Legal Business discusses working in a US firm and predictions for the market with Ropes & Gray‘s star private equity partner Phil Sanderson.

Why did you decide to join Ropes & Gray?

Ropes is an international private equity practice of some substance. The Ropes strategy is very much built around acting for sophisticated investors. When I met them over the course of some time I was convinced that their platform was the right one for me and that they understood me when I was talking about my private equity practice in Europe.

How competitive is the UK market at the moment?

Increasingly private equity has become a more mature asset class with different strands, so not just pure buyout work – it could be special situations work, long term work, infrastructure work, debt funds. All of these platforms mean the advice private equity houses are looking for from its core providers is much more sophisticated than just the relationship with the key private equity partner. It means that there are fewer firms that can provide that kind of service.

What are the key trends in the private equity market?

This year will be a strong M&A/private equity year. A certain number of deals have been pushed into 2017 because of the Brexit referendum that meant that certain processes were delayed. But after the summer clients were saying “let’s get on with those deals”. At the same time there’s a dynamic where sellers who would have been selling their businesses in 2018 are starting to say “isn’t 2017 going to be a better year?” Because some of the unknowns about the market will become clearer and that may make it slightly more risky to hold off selling.

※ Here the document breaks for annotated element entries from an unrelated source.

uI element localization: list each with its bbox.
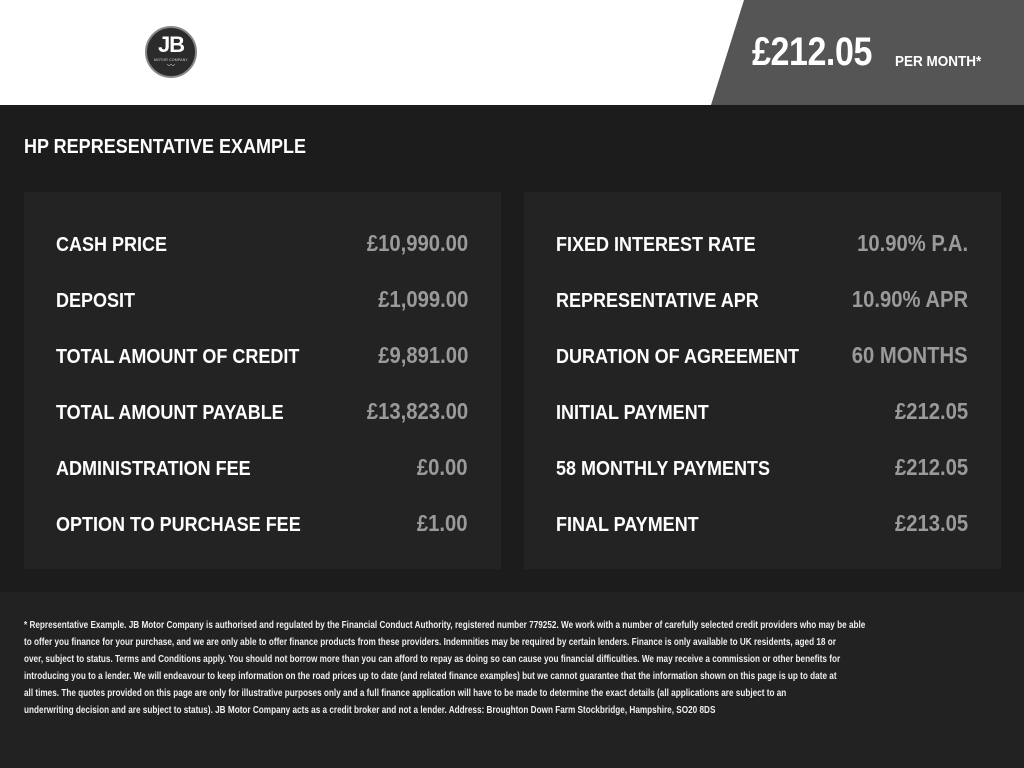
row-label: DEPOSIT: [56, 290, 136, 312]
wings-icon: 〰: [167, 61, 175, 70]
disclaimer-text: * Representative Example. JB Motor Compa…: [24, 617, 865, 719]
finance-row: CASH PRICE £10,990.00: [56, 222, 468, 256]
row-value: £0.00: [417, 454, 468, 480]
finance-row: REPRESENTATIVE APR 10.90% APR: [556, 278, 968, 312]
per-month-label: PER MONTH*: [895, 53, 982, 70]
jb-motor-company-logo[interactable]: JB MOTOR COMPANY 〰: [145, 26, 197, 78]
row-label: CASH PRICE: [56, 234, 168, 256]
row-value: £213.05: [894, 510, 968, 536]
finance-row: TOTAL AMOUNT OF CREDIT £9,891.00: [56, 334, 468, 368]
row-label: FIXED INTEREST RATE: [556, 234, 756, 256]
monthly-price: £212.05: [752, 30, 872, 74]
finance-row: DEPOSIT £1,099.00: [56, 278, 468, 312]
finance-panel-left: CASH PRICE £10,990.00 DEPOSIT £1,099.00 TOTA…: [24, 192, 501, 569]
finance-row: DURATION OF AGREEMENT 60 MONTHS: [556, 334, 968, 368]
row-value: 60 MONTHS: [852, 342, 968, 368]
row-value: 10.90% APR: [851, 286, 968, 312]
row-label: ADMINISTRATION FEE: [56, 458, 251, 480]
row-label: DURATION OF AGREEMENT: [556, 346, 799, 368]
disclaimer-line: underwriting decision and are subject to…: [24, 704, 716, 716]
row-value: £212.05: [894, 398, 968, 424]
finance-row: FINAL PAYMENT £213.05: [556, 502, 968, 536]
monthly-price-box: [711, 0, 1024, 105]
section-title: HP REPRESENTATIVE EXAMPLE: [24, 136, 307, 158]
finance-row: INITIAL PAYMENT £212.05: [556, 390, 968, 424]
row-label: INITIAL PAYMENT: [556, 402, 709, 424]
row-label: 58 MONTHLY PAYMENTS: [556, 458, 771, 480]
row-label: FINAL PAYMENT: [556, 514, 699, 536]
logo-subtext: MOTOR COMPANY: [154, 58, 188, 62]
finance-panel-right: FIXED INTEREST RATE 10.90% P.A. REPRESENTA…: [524, 192, 1001, 569]
finance-row: 58 MONTHLY PAYMENTS £212.05: [556, 446, 968, 480]
row-value: 10.90% P.A.: [856, 230, 968, 256]
row-value: £13,823.00: [366, 398, 468, 424]
disclaimer-line: introducing you to a lender. We will end…: [24, 670, 837, 682]
finance-row: OPTION TO PURCHASE FEE £1.00: [56, 502, 468, 536]
row-value: £212.05: [894, 454, 968, 480]
disclaimer-line: all times. The quotes provided on this p…: [24, 687, 787, 699]
row-value: £10,990.00: [366, 230, 468, 256]
row-label: TOTAL AMOUNT PAYABLE: [56, 402, 284, 424]
finance-row: FIXED INTEREST RATE 10.90% P.A.: [556, 222, 968, 256]
row-label: REPRESENTATIVE APR: [556, 290, 759, 312]
disclaimer-line: over, subject to status. Terms and Condi…: [24, 653, 841, 665]
disclaimer-section: [0, 592, 1024, 768]
disclaimer-line: to offer you finance for your purchase, …: [24, 636, 836, 648]
row-label: TOTAL AMOUNT OF CREDIT: [56, 346, 300, 368]
logo-text: JB: [157, 32, 185, 57]
disclaimer-line: * Representative Example. JB Motor Compa…: [24, 619, 866, 631]
row-label: OPTION TO PURCHASE FEE: [56, 514, 301, 536]
row-value: £1.00: [417, 510, 468, 536]
row-value: £1,099.00: [377, 286, 468, 312]
finance-row: ADMINISTRATION FEE £0.00: [56, 446, 468, 480]
row-value: £9,891.00: [377, 342, 468, 368]
finance-row: TOTAL AMOUNT PAYABLE £13,823.00: [56, 390, 468, 424]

You were at Travers Smith, what’s the difference between working for a US firm and a UK firm?

It is almost inevitable working at an American firm that you have to break through the barriers of some of the silos that are created within law firms. Because to make an international law practice work, you have to look at clients and sectors and look at where each geography, each practice area can add value to that particular client or that particular sector. That almost has to happen to make an international American firm work well.

Should UK firms be worried about US firms making an impact in the market?

Yes. We’re already seeing signs of UK firms struggling and failing. The high class silver circle firms can thrive in the market that we have but they will have to be very thoughtful about how they move forward, about the international piece, about how they can provide the full international level of service to their particular global sectors.

What piece of advice would you give to new associates coming through?

To find opportunities as much as possible, to look beyond the day-to-day legal work and understand exactly what clients are asking for and potentially what they should be asking for.

What will Maurice Allen’s departure mean for Ropes?

He’s already done so much for Ropes. His legacy is strong. There are lots of people, like me, who will take on the baton for the next generation as well.